Build or buy? Because the vendor market is just beginning to surface, some enterprises have opted to build their own CMDBs. Some enterprises that have mature processes cannot wait for the tools to mature to meet their needs, and some feel that their needs are unique to their specific business environment. Some of these enterprises are calling these homegrown databases CMDBs (in name only to match the initiative), but they are more centralized repositories for single-focus domains (such as one for network infrastructure, one for platforms, and so forth). Others are building out their existing service desk solutions to include configuration data as they follow ITIL's processes and CMDB definition – although ITIL does not prescribe how to implement a CMDB. But in all cases that we have heard thus far from our client base, each requires significant resources for customization and has limited capability for reconciliation and mapping relationships.

Does a configuration database have value? Absolutely. Every IT domain that maintains, manages, or monitors an infrastructure component or set of components relies on a data store to contain the information that tracks changes to the component. The role of that database is critical to daily decisions that are made against that information. Additionally, some CI sources will be spread across multiple repositories. A discovery/inventory database maintains information that is relative to the components that are managed by that tool, but the tool doesn't integrate or federate other discovery tools to be able to tie together or map relationships across components. Service desk tools maintain a repository of problem and incident records and can tie together some discovery data, but they don't reconcile multiple instances of the same component and can't maintain the peer-to-peer or hierarchical relationships of the discovered items. However, they can maintain the relationships across incidents and the discovered items. Do these examples demonstrate a value in having one or two functions? Definitely, but a CMDB must be able to do all four. Most vendors today offer a repository with varying capability to federate and different approaches to reconciliation.
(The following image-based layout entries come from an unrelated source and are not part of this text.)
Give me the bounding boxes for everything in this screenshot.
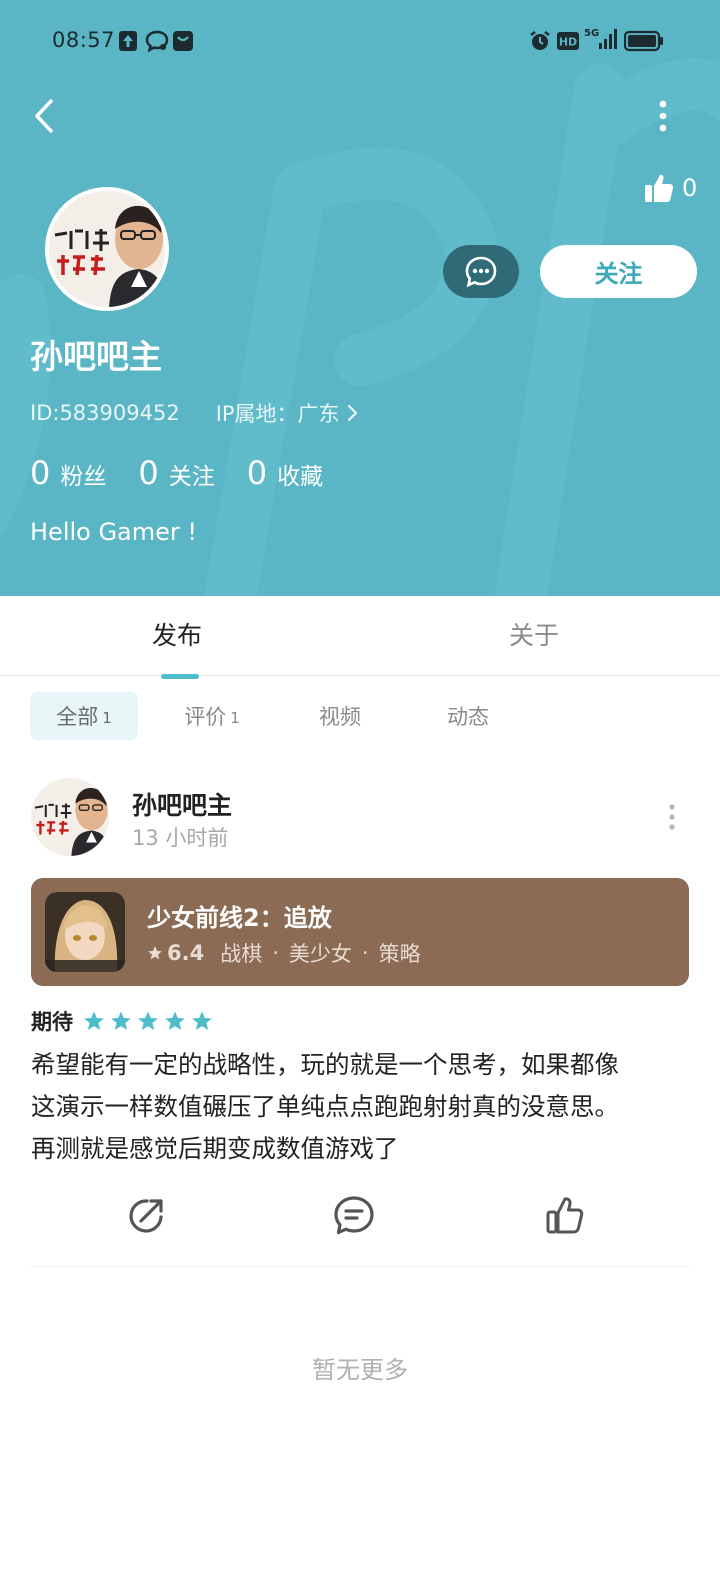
- post-text-line: 再测就是感觉后期变成数值游戏了: [31, 1134, 399, 1163]
- filter-videos[interactable]: 视频: [300, 692, 380, 740]
- profile-stats: 0 粉丝 0 关注 0 收藏: [30, 454, 355, 492]
- battery-icon: [623, 30, 664, 56]
- game-card[interactable]: 少女前线2：追放 6.4 战棋 · 美少女 · 策略: [31, 878, 689, 986]
- game-icon: [45, 892, 125, 972]
- sub-tab-bar: 全部 1 评价 1 视频 动态: [0, 692, 720, 742]
- alarm-icon: [529, 30, 551, 56]
- game-meta: 6.4 战棋 · 美少女 · 策略: [147, 938, 421, 968]
- star-icon: [84, 1011, 104, 1030]
- upload-icon: [118, 30, 138, 56]
- profile-avatar[interactable]: [45, 187, 169, 311]
- stat-number: 0: [246, 454, 268, 492]
- follow-button[interactable]: 关注: [540, 245, 697, 298]
- profile-header: 08:57 HD 5G 0 关注 孙吧吧主 ID:583909452 IP属地：…: [0, 0, 720, 596]
- tag-separator: ·: [361, 941, 369, 965]
- avatar-image: [31, 778, 109, 856]
- post-text-line: 希望能有一定的战略性，玩的就是一个思考，如果都像: [31, 1050, 619, 1079]
- avatar-image: [49, 191, 165, 307]
- game-tag: 策略: [378, 942, 421, 966]
- stat-number: 0: [30, 454, 51, 492]
- no-more-text: 暂无更多: [312, 1356, 408, 1384]
- stat-number: 0: [138, 454, 159, 492]
- filter-reviews[interactable]: 评价 1: [162, 692, 262, 740]
- chevron-left-icon: [35, 99, 53, 133]
- filter-label: 视频: [319, 705, 361, 729]
- rating-label: 期待: [31, 1010, 73, 1034]
- back-button[interactable]: [22, 94, 66, 138]
- filter-count: 1: [230, 709, 240, 727]
- vertical-dots-icon: [669, 804, 675, 830]
- more-options-button[interactable]: [646, 96, 680, 136]
- svg-text:5G: 5G: [584, 28, 599, 39]
- hd-icon: HD: [556, 30, 580, 56]
- user-id: ID:583909452: [30, 401, 180, 425]
- tab-indicator: [161, 674, 199, 679]
- filter-all[interactable]: 全部 1: [30, 692, 138, 740]
- filter-label: 动态: [447, 705, 489, 729]
- post-content[interactable]: 希望能有一定的战略性，玩的就是一个思考，如果都像 这演示一样数值碾压了单纯点点跑…: [31, 1044, 696, 1170]
- comment-button[interactable]: [330, 1192, 378, 1240]
- share-button[interactable]: [122, 1192, 170, 1240]
- star-icon: [165, 1011, 185, 1030]
- profile-bio: Hello Gamer !: [30, 518, 198, 546]
- profile-name: 孙吧吧主: [30, 337, 162, 376]
- main-tab-bar: 发布 关于: [0, 596, 720, 676]
- stat-favorites[interactable]: 0 收藏: [247, 454, 323, 492]
- thumbs-up-icon: [546, 1197, 584, 1234]
- filter-label: 评价: [184, 705, 227, 729]
- share-icon: [129, 1199, 163, 1233]
- ip-location-link[interactable]: IP属地：广东: [216, 398, 358, 428]
- star-icon: [148, 946, 162, 960]
- chevron-right-icon: [347, 404, 358, 422]
- like-count: 0: [682, 174, 698, 202]
- tab-about[interactable]: 关于: [509, 616, 559, 652]
- tag-separator: ·: [272, 941, 279, 965]
- stat-label: 关注: [168, 464, 215, 490]
- chat-icon: [465, 256, 497, 287]
- game-tag: 美少女: [288, 942, 352, 966]
- ip-location: IP属地：广东: [215, 402, 340, 426]
- filter-label: 全部: [56, 705, 99, 729]
- post-text-line: 这演示一样数值碾压了单纯点点跑跑射射真的没意思。: [31, 1092, 619, 1121]
- tab-posts[interactable]: 发布: [152, 616, 202, 652]
- rating-row: 期待: [31, 1006, 218, 1036]
- filter-count: 1: [102, 709, 112, 727]
- post-timestamp: 13 小时前: [132, 826, 229, 850]
- game-tag: 战棋: [220, 942, 263, 966]
- like-button[interactable]: [541, 1192, 589, 1240]
- game-score: 6.4: [167, 941, 205, 965]
- star-icon: [192, 1011, 212, 1030]
- message-button[interactable]: [443, 245, 519, 298]
- svg-text:HD: HD: [559, 36, 577, 49]
- stat-fans[interactable]: 0 粉丝: [30, 454, 106, 492]
- post-divider: [31, 1266, 689, 1267]
- post-author-name[interactable]: 孙吧吧主: [132, 786, 232, 822]
- filter-moments[interactable]: 动态: [428, 692, 508, 740]
- post-more-button[interactable]: [660, 800, 684, 834]
- vertical-dots-icon: [659, 100, 667, 132]
- stat-following[interactable]: 0 关注: [138, 454, 214, 492]
- status-time: 08:57: [52, 28, 116, 52]
- status-bar: 08:57 HD 5G: [0, 22, 720, 62]
- stat-label: 收藏: [277, 464, 324, 490]
- shopping-bag-icon: [172, 30, 194, 56]
- star-icon: [111, 1011, 131, 1030]
- stat-label: 粉丝: [60, 464, 107, 490]
- comment-icon: [334, 1196, 374, 1235]
- profile-like[interactable]: 0: [644, 172, 697, 204]
- post-author-avatar[interactable]: [31, 778, 109, 856]
- chat-bubble-icon: [145, 30, 169, 56]
- profile-meta: ID:583909452 IP属地：广东: [30, 398, 358, 428]
- star-icon: [138, 1011, 158, 1030]
- game-cover-image: [45, 892, 125, 972]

The business case justification for a CMDB is usually tied to high-visibility projects, such as security auditing, change management, process re-engineering (for example, ITIL), improving availability of mission-critical systems, and compliance initiatives. The IT organization is challenged to correlate this data to provide better service management to the business and a more cohesive view of the IT infrastructure. A practical approach for a successful implementation of a CMDB will require a federated data model with a consistent view that receives at least some data from element-specific tools (for example, desktop configuration management, server configuration management, network management and storage management). However, many other feeds are required to build a comprehensive map of the entire infrastructure (for example, purchasing systems and asset management). The driver for this "renewed" focus on an integrated view is that IT must define services from end-user devices to servers, networks, storage, applications and data to better serve the ever-changing and dynamic nature of business needs.

Gartner RAS Core Research Note G00137125, Ronni J. Colville, 13 March 2006.